Change is necessary for accomplishment though. Yet I am perplexed to your intentions. I have a good idea, previously worked for nobody. I know what I desire although time change. Too much interest in you, as you can recognize.
 I will reiterate- its hard to look at you, whilst sometimes I don’t want or need to be.  It’s hard to exist outside this place. A constant worry of hazardous expectation. Don’t go anywhere. As much as I want to, I know that I do not, I still will though. You’re doing it again, is this out of habit? Or is the serpentine coming to play? Why cause this to happen. Slowly becoming transparent yet my views are not changing. They should be but you are firmly anchored into the mind. This is all too convenient; it is not suited for somebody that weak.
The fata morgana is becoming more clear- a supreme mirage being discovered. An Italian phrase derived from the loosely translated Latin for ‘fairy’; there is a belief that these unknown images on the horizon were fairy castles in the air. False land, created by her witchcraft to lure sailors to their death. Am I occupying such false land? A distorted object based on no truth. Completely unrecognizable but yet completely significant. Rapid changes stacked on top of one another. Nothing that anybody can do, sick and tired of this life- starting to believe this isn’t for me.
As we have heard before: a little too much for me. Teetering on the edge of going insane. One of these days it is going to happen, it is inevitable. Too much stress, only one person to blame. Imprisoned in a dead and dying world.
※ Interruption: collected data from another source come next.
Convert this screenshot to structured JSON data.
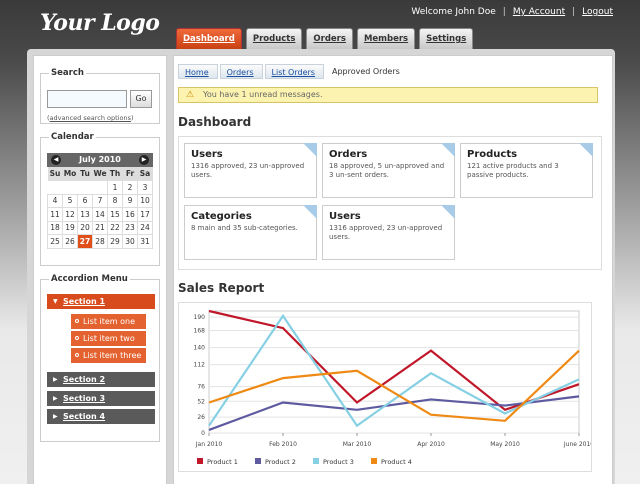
{
  "header": {
    "logo": "Your Logo",
    "welcome": "Welcome John Doe",
    "my_account": "My Account",
    "logout": "Logout",
    "separator": "|"
  },
  "tabs": [
    {
      "label": "Dashboard",
      "active": true
    },
    {
      "label": "Products"
    },
    {
      "label": "Orders"
    },
    {
      "label": "Members"
    },
    {
      "label": "Settings"
    }
  ],
  "sidebar": {
    "search": {
      "legend": "Search",
      "value": "",
      "button": "Go",
      "advanced": "advanced search options"
    },
    "calendar": {
      "legend": "Calendar",
      "month": "July 2010",
      "prev": "◀",
      "next": "▶",
      "weekdays": [
        "Su",
        "Mo",
        "Tu",
        "We",
        "Th",
        "Fr",
        "Sa"
      ],
      "weeks": [
        [
          "",
          "",
          "",
          "",
          "1",
          "2",
          "3"
        ],
        [
          "4",
          "5",
          "6",
          "7",
          "8",
          "9",
          "10"
        ],
        [
          "11",
          "12",
          "13",
          "14",
          "15",
          "16",
          "17"
        ],
        [
          "18",
          "19",
          "20",
          "21",
          "22",
          "23",
          "24"
        ],
        [
          "25",
          "26",
          "27",
          "28",
          "29",
          "30",
          "31"
        ]
      ],
      "today": "27"
    },
    "accordion": {
      "legend": "Accordion Menu",
      "sections": [
        {
          "label": "Section 1",
          "open": true,
          "items": [
            "List item one",
            "List item two",
            "List item three"
          ]
        },
        {
          "label": "Section 2"
        },
        {
          "label": "Section 3"
        },
        {
          "label": "Section 4"
        }
      ]
    }
  },
  "main": {
    "breadcrumb": [
      "Home",
      "Orders",
      "List Orders",
      "Approved Orders"
    ],
    "alert": "You have 1 unread messages.",
    "dashboard_title": "Dashboard",
    "cards": [
      {
        "title": "Users",
        "desc": "1316 approved, 23 un-approved users."
      },
      {
        "title": "Orders",
        "desc": "18 approved, 5 un-approved and 3 un-sent orders."
      },
      {
        "title": "Products",
        "desc": "121 active products and 3 passive products."
      },
      {
        "title": "Categories",
        "desc": "8 main and 35 sub-categories."
      },
      {
        "title": "Users",
        "desc": "1316 approved, 23 un-approved users."
      }
    ],
    "sales_title": "Sales Report"
  },
  "chart_data": {
    "type": "line",
    "title": "Sales Report",
    "x": [
      "Jan 2010",
      "Feb 2010",
      "Mar 2010",
      "Apr 2010",
      "May 2010",
      "June 2010"
    ],
    "yticks": [
      0,
      26,
      52,
      76,
      112,
      140,
      168,
      190
    ],
    "ylim": [
      0,
      200
    ],
    "grid": true,
    "legend_position": "bottom",
    "series": [
      {
        "name": "Product 1",
        "color": "#c0182a",
        "values": [
          200,
          172,
          50,
          135,
          38,
          80
        ]
      },
      {
        "name": "Product 2",
        "color": "#5e5aa0",
        "values": [
          5,
          50,
          38,
          55,
          45,
          60
        ]
      },
      {
        "name": "Product 3",
        "color": "#86d0e4",
        "values": [
          12,
          192,
          12,
          98,
          32,
          88
        ]
      },
      {
        "name": "Product 4",
        "color": "#ee8a14",
        "values": [
          50,
          90,
          102,
          30,
          20,
          135
        ]
      }
    ]
  }
}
Lets talk this over, one more time. 

Saturday, 18 May 2013



The Washed Up Fool

I’ve never tasted anything so good before. Man, turn out the light, too early for such ventures. ‘Things are looking up’ my acquaintance expelled. Let’s go, no time like the present.
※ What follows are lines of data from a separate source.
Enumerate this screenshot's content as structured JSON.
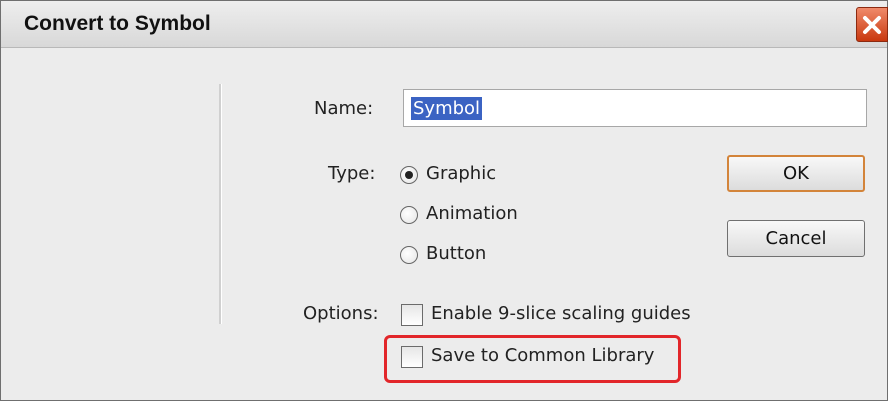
{
  "window": {
    "title": "Convert to Symbol",
    "close_icon": "close-icon"
  },
  "form": {
    "name_label": "Name:",
    "name_value": "Symbol",
    "type_label": "Type:",
    "type_options": [
      "Graphic",
      "Animation",
      "Button"
    ],
    "type_selected": "Graphic",
    "options_label": "Options:",
    "checkbox_slice": "Enable 9-slice scaling guides",
    "checkbox_slice_checked": false,
    "checkbox_library": "Save to Common Library",
    "checkbox_library_checked": false
  },
  "buttons": {
    "ok": "OK",
    "cancel": "Cancel"
  },
  "colors": {
    "selection": "#3b63c3",
    "highlight_box": "#e2262a",
    "close_button": "#d9532e"
  }
}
You don’t know your in the good ol’ days until you they’re over.  That’s a big issue. Living for tomorrow. This pause has become alien, time to forget, this isn’t the time to return. Why the hurry? On further thought, why return at all. After longing to be heard, you have listened. The truth hurts sometimes. Don’t go back! That’s the unconscious trail anyway. Not many times has it been catalyzed to its potential. Here goes specimen i. From a secluded sun-spelled beach to a dark dreary quicksand, engulfing you slower and more frustrating than you think possible. The sort of beast who captures you from within, its in your head.  That’s you I’m afraid, struggle to your demise or apprehend it’s over and look forward to what is next. It’s an odd feeling, to be aware of something for a long time but for emotion or disavowal to take over and make you partially conscious to what is actually happening. A feeling of repentance for past actions is never going to leave the soul. Stuck with him now, like a scar worn brashly on his forehead. Unconditionally a difficulty, it was for him. An idea that meant too much to oversee- quickly became a personal obsession. If not a goal. To accomplish some sort of peculiar achievement, in which he sets out to prove to himself, that he is no such washed up fool.
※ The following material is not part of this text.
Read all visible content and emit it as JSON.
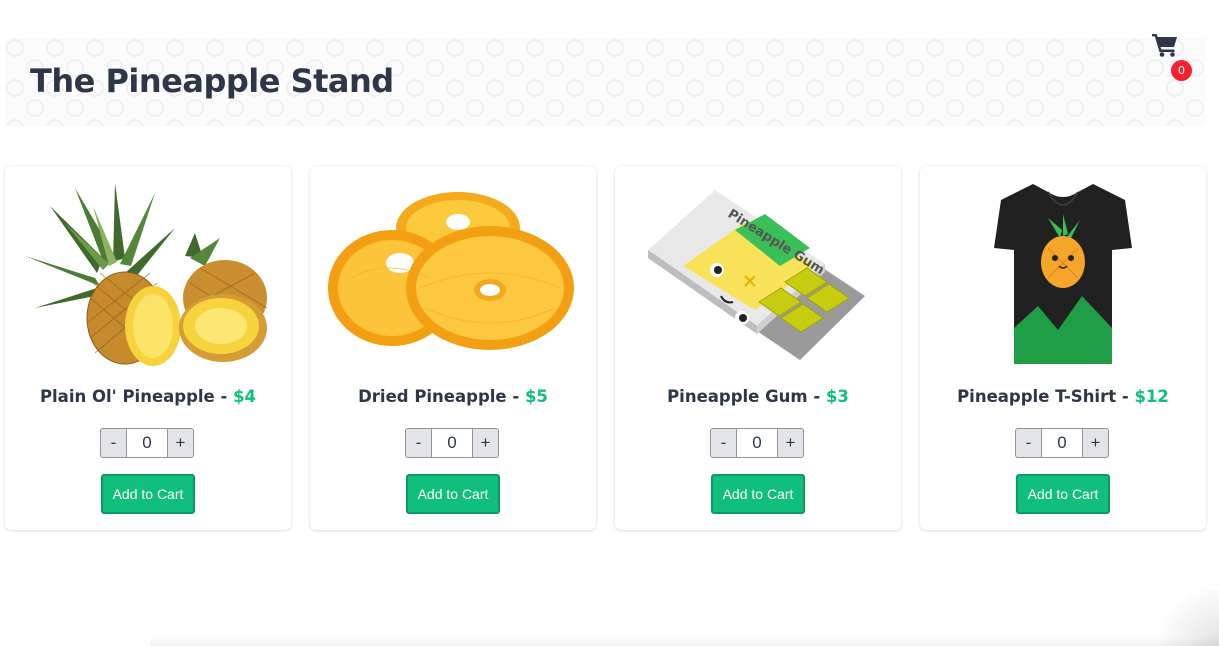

He nearly saw me. Then I would have been in trouble, Lucifer that lies beneath would have greeted him with no gesture, none. Blank, ready for confrontation, all hell would have broke loose then son. Nobody wants that! Definitely not going to happen, eventually dead or imprisoned if your not careful chief. I think I will stay here; I have everything I need to succeed. A little motivation wouldn’t cost much surely. Hopefully not. Without a care for me. Not one gram of doubt. A gram of anything else though, if it were going, would come in handy. Only if it’s going.
Curious to see. I just cant leave it I'm afraid. Although I'm beginning to doubt myself. Names are made. I don’t have it in me. As much as I would like to. You are not being as fair as I would like you to be. Not as fair as you can see. You have done this before and you know you are doing it again. Good morning sunshine.